I seem to remember Consumer Reports saying they would rerun their child safety seat crash tests only for them not to but when the NHTSA did the tests correctly they found Consumer Reports had screwed up. If I were Consumer Reports, I would probably rerun the tests on the Mac. Or are we going to just get a postcard again when someone else does?
 
So basically, (correct me if I'm wrong), Consumer Reports reports that the MacBook Pro gets something like 18 hours of battery life - which far exceeds what Apple says. Far exceeds what consumers are reporting. And they refuse to do a retest while people form theories about why and how the test made it that high? Theorizing it was using the integrated graphics chip instead of the nVidia graphics chip?

And - if that's actually what's going on - doesn't that only stand to make Consumer Reports look bad when in the reality, most consumers are only getting 5 hours of battery life?
 
So basically, (correct me if I'm wrong), Consumer Reports reports that the MacBook Pro gets something like 18 hours of battery life - which far exceeds what Apple says. Far exceeds what consumers are reporting. And they refuse to do a retest while people form theories about why and how the test made it that high? Theorizing it was using the integrated graphics chip instead of the nVidia graphics chip?
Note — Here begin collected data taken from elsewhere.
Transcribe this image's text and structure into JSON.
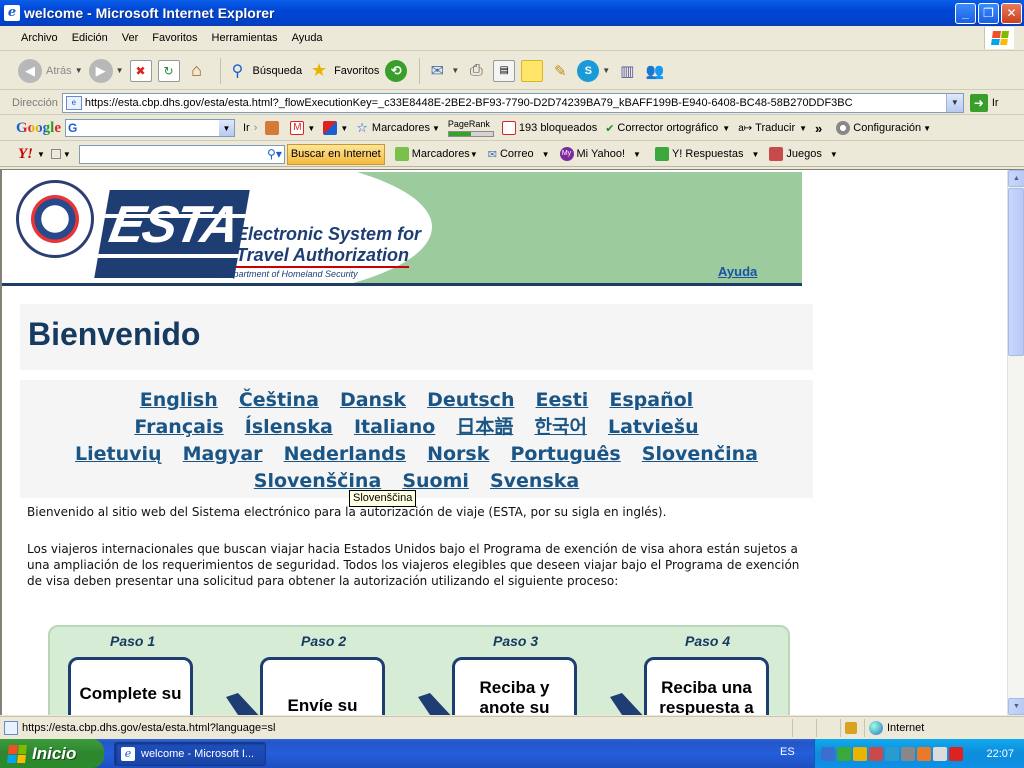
{
  "window": {
    "title": "welcome - Microsoft Internet Explorer",
    "buttons": {
      "minimize": "_",
      "maximize": "❐",
      "close": "✕"
    }
  },
  "menu": [
    "Archivo",
    "Edición",
    "Ver",
    "Favoritos",
    "Herramientas",
    "Ayuda"
  ],
  "toolbar": {
    "back": "Atrás",
    "search": "Búsqueda",
    "favorites": "Favoritos"
  },
  "address": {
    "label": "Dirección",
    "url": "https://esta.cbp.dhs.gov/esta/esta.html?_flowExecutionKey=_c33E8448E-2BE2-BF93-7790-D2D74239BA79_kBAFF199B-E940-6408-BC48-58B270DDF3BC",
    "go": "Ir"
  },
  "google_bar": {
    "logo": "Google",
    "go": "Ir",
    "bookmarks": "Marcadores",
    "pagerank": "PageRank",
    "blocked": "193 bloqueados",
    "spellcheck": "Corrector ortográfico",
    "translate": "Traducir",
    "more": "»",
    "settings": "Configuración"
  },
  "yahoo_bar": {
    "logo": "Y!",
    "search_button": "Buscar en Internet",
    "bookmarks": "Marcadores",
    "mail": "Correo",
    "my_yahoo": "Mi Yahoo!",
    "answers": "Y! Respuestas",
    "games": "Juegos"
  },
  "page": {
    "banner": {
      "logo": "ESTA",
      "line1": "Electronic System for",
      "line2": "Travel Authorization",
      "dept": "U.S. Department of Homeland Security",
      "seal_text": "U.S. DEPARTMENT OF HOMELAND SECURITY",
      "help": "Ayuda"
    },
    "heading": "Bienvenido",
    "languages": [
      "English",
      "Čeština",
      "Dansk",
      "Deutsch",
      "Eesti",
      "Español",
      "Français",
      "Íslenska",
      "Italiano",
      "日本語",
      "한국어",
      "Latviešu",
      "Lietuvių",
      "Magyar",
      "Nederlands",
      "Norsk",
      "Português",
      "Slovenčina",
      "Slovenščina",
      "Suomi",
      "Svenska"
    ],
    "tooltip": "Slovenščina",
    "intro": "Bienvenido al sitio web del Sistema electrónico para la autorización de viaje (ESTA, por su sigla en inglés).",
    "body": "Los viajeros internacionales que buscan viajar hacia Estados Unidos bajo el Programa de exención de visa ahora están sujetos a una ampliación de los requerimientos de seguridad. Todos los viajeros elegibles que deseen viajar bajo el Programa de exención de visa deben presentar una solicitud para obtener la autorización utilizando el siguiente proceso:",
    "steps": [
      {
        "label": "Paso 1",
        "text": "Complete su"
      },
      {
        "label": "Paso 2",
        "text": "Envíe su"
      },
      {
        "label": "Paso 3",
        "text": "Reciba y anote su"
      },
      {
        "label": "Paso 4",
        "text": "Reciba una respuesta a"
      }
    ]
  },
  "status": {
    "url": "https://esta.cbp.dhs.gov/esta/esta.html?language=sl",
    "zone": "Internet"
  },
  "taskbar": {
    "start": "Inicio",
    "task": "welcome - Microsoft I...",
    "lang": "ES",
    "clock": "22:07"
  }
}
And - if that's actually what's going on - doesn't that only stand to make Consumer Reports look bad when in the reality, most consumers are only getting 5 hours of battery life?
No, that's not what this is about.
 
OK, it was very confusing because the linked article didn't explain a damn thing and pretty much left me to fill in a bunch of blanks.
So I'm still in the dark then.
 
OK, it was very confusing because the linked article didn't explain a damn thing and pretty much left me to fill in a bunch of blanks.
So I'm still in the dark then.

going to the linked articles in this article would have given you the back story if you aren't aware of it. The issue is that CR did test with the current models and during one run would get a number lime you said of 18 - 14 (depending on the model). Then during their second test only was seeing something like 5-3. So they recommended people not buy the current mac book pros because battery run time is all over the place. They expect their test to be within 10% of each other and these were more like 1/4 the run time on the second test. Apple questioned the results and wanted them to rerun the test. To which CR said no that they tested everything correctly and that this is a valid representation of what people should expect running a new mac book pro.
 
It's not just Consumer Reports noticing the battery problems. It's also being reported in Apple's own support forum, like this one about a month before the CR test: https://discussions.apple.com/thread/7755374?start=0&tstart=0 Separate, but other odd battery issues on Touchbar models: https://discussions.apple.com/thread/7786627

It's also not just a single bad test. As CR puts it:

For instance, in a series of three consecutive tests, the 13-inch model with the Touch Bar ran for 16 hours in the first trial, 12.75 hours in the second, and just 3.75 hours in the third. The 13-inch model without the Touch Bar worked for 19.5 hours in one trial but only 4.5 hours in the next. And the numbers for the 15-inch laptop ranged from 18.5 down to 8 hours.

Those were just a few of the results; we tested battery life on these laptops repeatedly.

At this point only die hard apologists still have their heads in the sand. This is fairly significant bad news, and Apple is doing what lots of other tech companies do when there's an unresolved problem in current products: deny the existence of the problem while working on a solution.